Volete le prove? Va bene, partiamo dall'età (su quella degli insegnanti stendiamo un velo pietoso: i nostri prof sono i più anziani dell'Ocse: trovare un docente under 30 è un'impresa). Ebbene: il 12,7% di tutte le scuole italiane ha più di 70 anni e, addirittura, l'1,37% è stato costruito prima del 1800. La situazione peggiore è nella provincia di Genova dove il 40,56% delle scuole esisteva da prima del 1946. Seguono, nella classifica delle province con le scuole più anziane, Trieste con il 39,22% e Imperia con il 38,59%. Gli edifici più recenti sono nel Sud: gli istituti che sono stati costruiti dopo il 1976 sono concentrati per la maggior parte a Cagliari (59,57%), Barletta (56,91%) e Bari (55,26%).
Ok, le scuole italiane sono vecchie. Ma, almeno, sono sicure? Beh... purtroppo no. Ma proprio per niente. Le scuole che sono state costruite seguendo criteri antisismici e che si trovano nelle zone con un basso rischio di terremoto sono solo il 7,35. Nelle aree del Paese nelle quali il rischio sismico è invece medio-alto, appena il 20,47% (un quinto) delle scuole è antisismico mentre nelle zone in cui il rischio di terremoto è alto le scuole sicure sono solo il 25,9%. Proprio così: solo un quarto delle scuole che sono state costruite in aree a rischio resterebbero in piedi in caso di un sisma.
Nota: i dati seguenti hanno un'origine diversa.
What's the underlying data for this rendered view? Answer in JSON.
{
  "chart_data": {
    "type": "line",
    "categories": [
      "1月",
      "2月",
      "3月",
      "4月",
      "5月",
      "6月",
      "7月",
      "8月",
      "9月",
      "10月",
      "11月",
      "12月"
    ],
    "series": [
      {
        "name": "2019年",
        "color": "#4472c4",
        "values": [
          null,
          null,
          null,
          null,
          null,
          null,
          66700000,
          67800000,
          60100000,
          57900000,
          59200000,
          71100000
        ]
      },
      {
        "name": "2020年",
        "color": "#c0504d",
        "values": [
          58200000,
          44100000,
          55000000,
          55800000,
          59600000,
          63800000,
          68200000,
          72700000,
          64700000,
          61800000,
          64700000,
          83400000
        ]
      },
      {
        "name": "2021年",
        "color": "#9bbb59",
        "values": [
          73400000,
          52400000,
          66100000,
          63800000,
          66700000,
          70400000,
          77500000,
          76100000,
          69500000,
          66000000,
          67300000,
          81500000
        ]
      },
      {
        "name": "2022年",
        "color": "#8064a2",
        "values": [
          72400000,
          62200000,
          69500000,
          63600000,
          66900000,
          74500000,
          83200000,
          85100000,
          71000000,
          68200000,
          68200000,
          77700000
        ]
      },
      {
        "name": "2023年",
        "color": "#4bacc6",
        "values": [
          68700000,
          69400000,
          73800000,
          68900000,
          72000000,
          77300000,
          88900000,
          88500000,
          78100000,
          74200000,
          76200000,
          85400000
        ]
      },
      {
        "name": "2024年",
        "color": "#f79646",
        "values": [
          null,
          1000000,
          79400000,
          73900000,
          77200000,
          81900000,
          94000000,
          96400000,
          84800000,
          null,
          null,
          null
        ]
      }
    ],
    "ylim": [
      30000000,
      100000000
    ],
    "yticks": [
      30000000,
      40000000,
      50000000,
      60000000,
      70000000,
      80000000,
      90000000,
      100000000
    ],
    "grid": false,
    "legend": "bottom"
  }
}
Come se tutto ciò non bastasse, c'è un'altra insufficienza nella pagella della scuola italiana: l'accessibilità. Gli alunni che hanno un qualche problema di deambulazione sono oltre 270mila, cioè il 3,1% di tutti gli iscritti. Di questi studenti, solo una piccola parte può andare a scuola senza problemi: infatti, appena il 32% degli istituti non presenta barriere architettoniche (il dato, ufficiale del Miur, si riferisce al 2018, ma secondo il predecessore di Lorenzo Fioramonti, Marco Bussetti le barriere, nel 2019, sono non esistono nel 74,5% degli edifici: sarà stato un miracolo...) e solo il 18% non presenta barriere senso-percettive che rendono impossibili movimenti autonomi da parte di studenti audio e/o video lesi. La regione messa meglio, da questo punto di vista, è la Valle d'Aosta (prima regione italiana per assenza di barriere, con oltre il 46,8% di scuole accessibili a tutti). Seguono altre tre regioni settentrionali - Friuli, Trentino, Lombardia ed Emilia Romagna - a cui si aggiunge l'Umbria, che hanno una percentuale di scuole prive di barriere architettoniche pari al 40,5%. Ad eccezione di Puglia e Sardegna, che hanno il 31,5% di scuole accessibili, le regioni del Sud non passano l'esame: solo una scuola su quattro non presenta barriere.
Fin qui i dati dell'anagrafe dell'edilizia scolastica del 2018. Ma ci sono dati anche più recenti che fanno letteralmente rabbrividire. Per esempio: il 59,5% delle scuole non ha il certificato anti incendio; il 53,8% (cioè più della metà!) non l'agibilità/abitabilità e il 21,4% non ha il piano di emergenza. Che, invece, sarebbe utile, vista la percentuale ridicola di edifici costruiti senza seguire i criteri antisismici. Almeno, in caso di terremoto, si sa da che parte scappare.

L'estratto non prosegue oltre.